I did tweet just the other day about taking Hallowtide back to, well, not the drawing board, but back a step. A filmmaker friend of mine took a look over the draft and added some very important suggestions that made me want to redraft the entire thing. It would be the fourth or fifth draft at this point, which isn’t weird for a novel. Many novelists will kind of brag about how many drafts they do and how much was cut from the original as if that’s some kind of writing necessity. I think a story is ready when a story is ready, and if you spend enough attention to the first draft or three it can be shiny quite quickly. But it’s important to be aware of your work at all times, and while it will never ever be perfect, you want it to be as good as possible. Hallowtide is a very graphic, violent, hard story to read. And if it’s not firing on all cylinders, I don’t want anyone to have to endure it if it’s not maximally rewarding.

I also may have jumped the gun in saying rewrite though.

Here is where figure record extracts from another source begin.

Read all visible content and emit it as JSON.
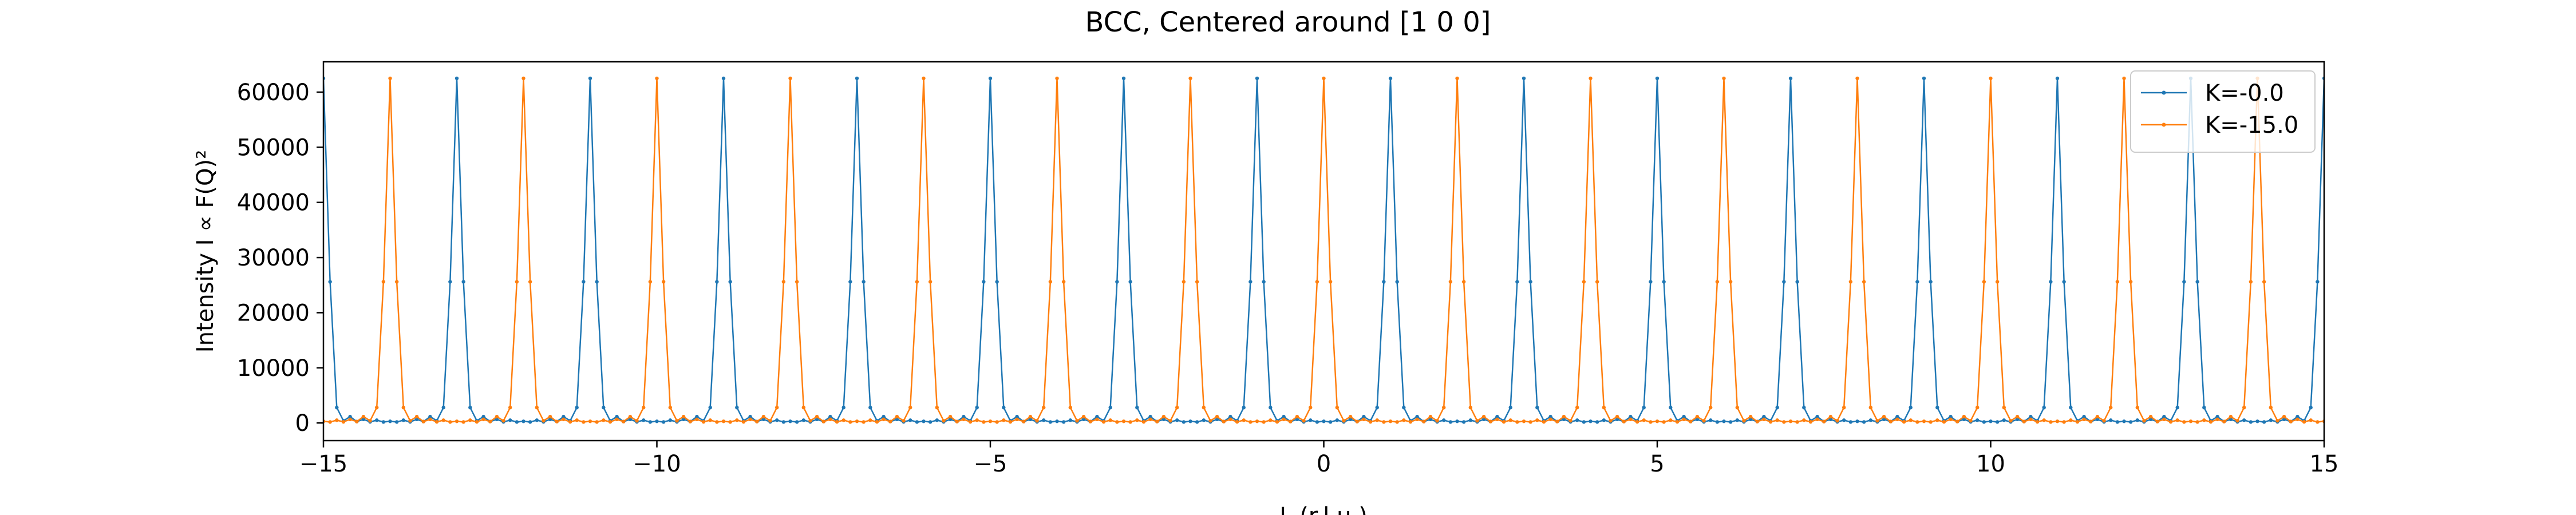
{
  "chart_data": {
    "type": "line",
    "title": "BCC, Centered around [1 0 0]",
    "xlabel": "L (r.l.u.)",
    "ylabel": "Intensity I ∝ F(Q)²",
    "xlim": [
      -15,
      15
    ],
    "ylim": [
      -3200,
      65500
    ],
    "xticks": [
      -15,
      -10,
      -5,
      0,
      5,
      10,
      15
    ],
    "xtick_labels": [
      "−15",
      "−10",
      "−5",
      "0",
      "5",
      "10",
      "15"
    ],
    "yticks": [
      0,
      10000,
      20000,
      30000,
      40000,
      50000,
      60000
    ],
    "ytick_labels": [
      "0",
      "10000",
      "20000",
      "30000",
      "40000",
      "50000",
      "60000"
    ],
    "grid": false,
    "legend_position": "top-right",
    "peak_height": 62500,
    "shoulder_height": 25600,
    "series": [
      {
        "name": "K=-0.0",
        "color": "#1f77b4",
        "peak_positions": [
          -15,
          -13,
          -11,
          -9,
          -7,
          -5,
          -3,
          -1,
          1,
          3,
          5,
          7,
          9,
          11,
          13,
          15
        ]
      },
      {
        "name": "K=-15.0",
        "color": "#ff7f0e",
        "peak_positions": [
          -14,
          -12,
          -10,
          -8,
          -6,
          -4,
          -2,
          0,
          2,
          4,
          6,
          8,
          10,
          12,
          14
        ]
      }
    ]
  }
}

Depending on how good or bad or wrong I am about the quality of the writing as I go back through the story, it might not need to the full rewarding that my recent experience has encouraged, and that would shave off months, as only a few pieces of the story would need rewritten.

The publishing process takes a long time. Querying takes months and months and then when I do land an agent, they have to push the book to publishers, and when they pick it up, it takes months to copyedit, format, and print. It will be a while, but worth it in the end.

Essentially, I’m encouraging patience with me. For all those eager to read it, you warm my heart. Everything I do is a thank you to you because without readers I’m outside, screaming at the stars to blink and consider me. So my many thanks to you.

So what do I have to offer you of my writing before then? All you have is Dreamland Crocotta to keep you warm this winter and you haven’t seen new work since July! Fear not, my robot skeleton minions, I’m exercising a treat for you to come soon. It won’t be a Christmas present – or if it is, it’s because Santa had too much eggnog and his killer hangover pushed him closer to the New Year than Christmas day.

Until then? I encourage hooking up an account at smashwords.com and reading Dreamland if you haven’t already. You can find it here; http://www.smashwords.com/books/view/20276. If you have read it, I strongly encourage writing a review (good or bad, you don’t have to like it), there are only two up yet and the more there are, the more new readers can find my work, hence my eternal gratitude.

Keep eyes peeled for big things on the way! I’ve got a lot floating around right now. Thanks for carrying on the journey with me and supporting me even as my career shifts, and a Merry Christmas and Happy Holiday to all out there.